The ability to adjust your chair is especially important if more than one person will use the chair.

A fixed-height lumbar support might be okay if you’re the only user of the chair and it feels comfortable when you sit back against it.

When sitting against the lumbar support, make sure there’s sufficient room for your hips and that you aren’t being forced so far forward in the chair that you lose thigh support.


The back support should recline to allow you to sit back at more than 90 degrees. The best chairs allow your back to move and also track your back as you move back and forth.

Try to avoid locking a back support in one position. Look for a support that’s sufficiently broad and doesn’t put pressure on the side of your back.

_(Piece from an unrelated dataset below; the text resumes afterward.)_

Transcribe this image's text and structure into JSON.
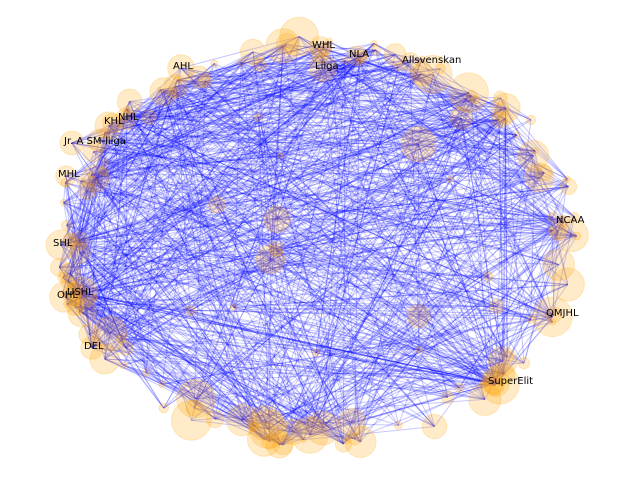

The support should also be tall enough to provide good support to the middle of your back – at least up to your shoulder blades.


If you like to recline in your chair to read, talk on the phone or relax, look for a chair with a high back and good neck and head rest.


Good chairs are coming down in price, but they can still be costly. You can get a good chair for between $300 and $500.

(Remember this – you get what you pay for)

While $300 to $500 (or more) may seem like a lot of money for a chair, if you’re among the millions of people who spend most of their workdays sitting, a high-quality, comfortable chair is a wise investment.